E por isso o espaço para as crianças está também ali definido. “Temos aqui uma biblioteca mirim (infantil), onde as crianças podem ver os livros, pegar eles e levar para ler, gratuitamente. Um dos objectivos é incentivar a leitura nas crianças. Acredito que a transformação da nossa sociedade ocorre através das crianças. O dia melhor de amanhã será conseguido através das crianças e através da leitura.”
Segundo Geraldo Valentim, “este projecto foi construído não com dinheiro, mas com o apoio da sociedade da Charneca da Caparica, da margem sul, de Lisboa, e no Verão também de muitos turistas, que me trazem o material para a biblioteca.
O dinheiro é necessário, mas não é tudo. Costumo dizer que aprendi a viver com o que tenho. Há quem se sinta desesperado sem dinheiro, eu não passo por isso e consegui construir isto na minha vida.”
E por isso não restringe o acesso aos livros. “Os preços aqui são populares, se tiver recursos paga, se não tiver também pode levar livros.”
Recentemente, o projecto de Geraldo Valentim foi alargado com o apoio do Estado português e de uma empresa. “Colocaram aqui uma cabina com livros, pública, cujo conceito é trazer um livro e levar outro, e eu apenas controlo quem traz e leva livros. Mas isso também ajuda bastante a dinamizar a leitura e a descentralizar a cultura, que parece estar só nas grandes cidades, mas na periferia também há pessoas que querem ter acesso à leitura, e por vezes têm menos recursos.”
Aposta ganha com sucesso
Questionado sobre o sucesso da ‘Biblioteca Cultural Central de Ideias’, Geraldo Valentim é rápido na resposta: “só não tenho clientes e visitas nos dias que não estou aqui. Há quem venha aqui todos os dias só para prosear comigo por meia hora, ou dez minutos, seja sobre política, sobre a vida, etc.”.

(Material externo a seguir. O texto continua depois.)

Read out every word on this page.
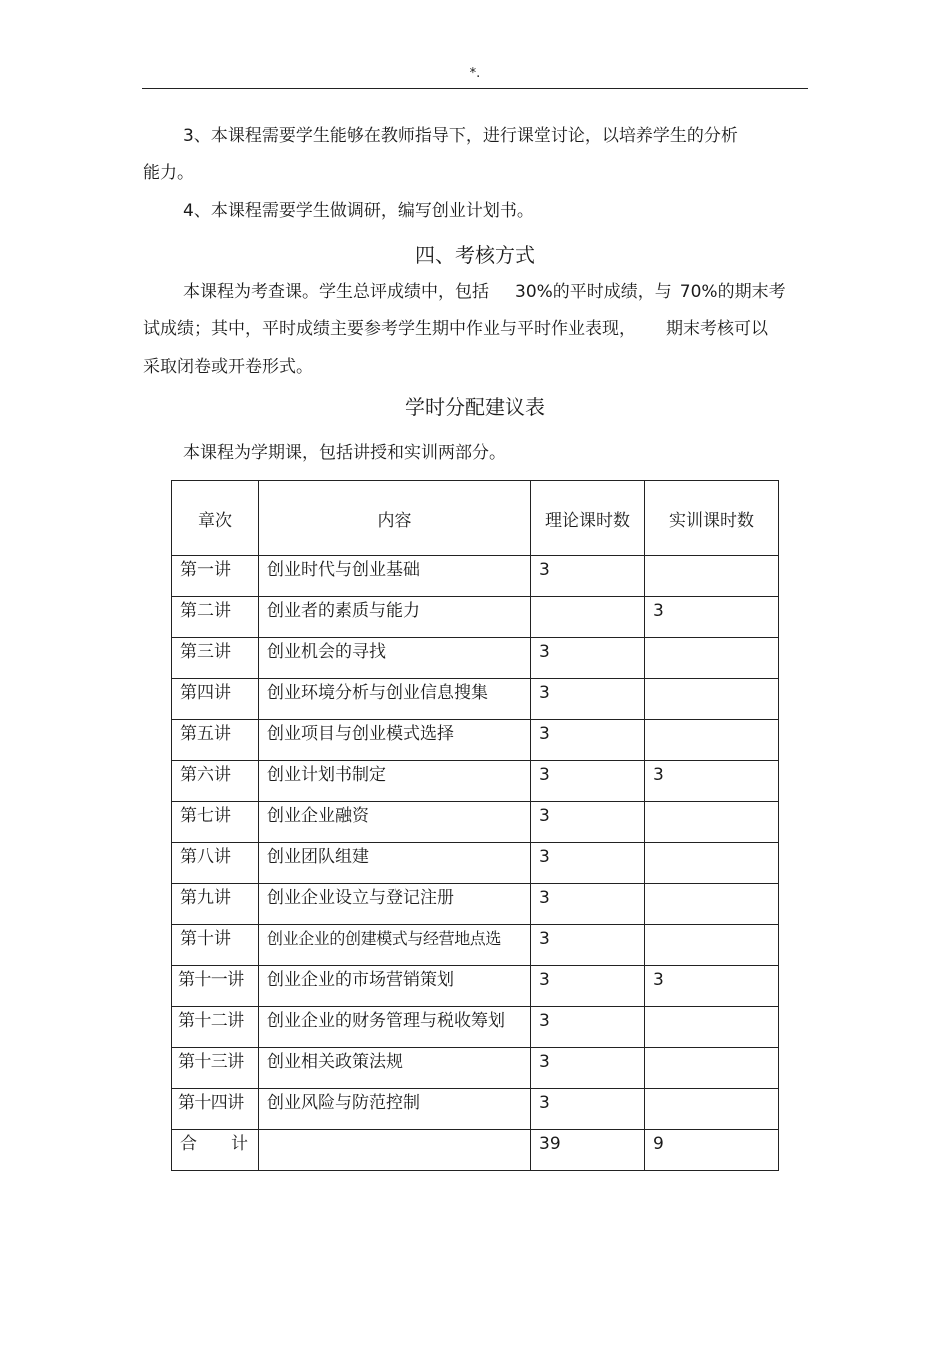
*.
3、本课程需要学生能够在教师指导下，进行课堂讨论，以培养学生的分析
能力。
4、本课程需要学生做调研，编写创业计划书。
四、考核方式
本课程为考查课。学生总评成绩中，包括 30%的平时成绩，与 70%的期末考
试成绩；其中，平时成绩主要参考学生期中作业与平时作业表现， 期末考核可以
采取闭卷或开卷形式。
学时分配建议表
本课程为学期课，包括讲授和实训两部分。
章次	内容	理论课时数	实训课时数
第一讲	创业时代与创业基础	3	
第二讲	创业者的素质与能力		3
第三讲	创业机会的寻找	3	
第四讲	创业环境分析与创业信息搜集	3	
第五讲	创业项目与创业模式选择	3	
第六讲	创业计划书制定	3	3
第七讲	创业企业融资	3	
第八讲	创业团队组建	3	
第九讲	创业企业设立与登记注册	3	
第十讲	创业企业的创建模式与经营地点选	3	
第十一讲	创业企业的市场营销策划	3	3
第十二讲	创业企业的财务管理与税收筹划	3	
第十三讲	创业相关政策法规	3	
第十四讲	创业风险与防范控制	3	
合　　计		39	9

O dia de trabalho começa pelas 7h00, “monto uma parte da biblioteca, a outra já está montada, vou almoçar pelas 12h40, volto até às 14h30 e saio 17h30, e aos feriados e fins-de-semana, só estou por aqui até às 12h30”. O descanso é à segunda-feira “só no Inverno, porque no Verão tenho sempre muita procura”.
E acredita que o seu trabalho tem vindo a fazer diferença. “Devagar, lentamente, porque tudo na cultura acontece de forma lenta, mas as coisas vão acontecendo.”
O amor aos livros e à leitura mantêm um dos sonhos de Geraldo Valentim: “gostaria de um dia ver nascer aqui na Charneca da Caparica uma biblioteca de verdade e com muita diversidade de livros. Aqui temos também um grande número de imigrantes, do Brasil, Cabo Verde, Jamaica, países do Leste, etc. e há uma enorme necessidade de ter aqui uma biblioteca.
As crianças e jovens, para estudarem têm de ir a Almada, mas se os pais não tiverem dinheiro, não podem ir.”
E refere que “há um lote aqui perto que foi comprado por um presidente da Junta de Freguesia, para a construção de uma biblioteca, há mais de vinte anos. Chamava-se Anastácio e era o sonho dele. Em 2012 eu montei a ‘Biblioteca Cultural Central de Ideias’, cinco anos depois vieram montar a cabine de troca de livros, quem sabe daqui a cinco anos teremos a nossa biblioteca. São sonhos. «Também se chamava estrada, Viagem de ventania; Também se chamavam sonhos, E sonhos não envelhecem»” cita.
Lamenta ainda que “esta freguesia esteja esquecida pelo poder local… tudo acontece noutros locais, e aqui não chega nada. E por isso sigo a filosofia de tentar ‘mudar meu pedaço’. É aqui que estou agora, e é aqui que posso fazer a diferença. Se posso fazer algo por este pedacinho, já estou a contribuir para um mundo melhor amanhã.”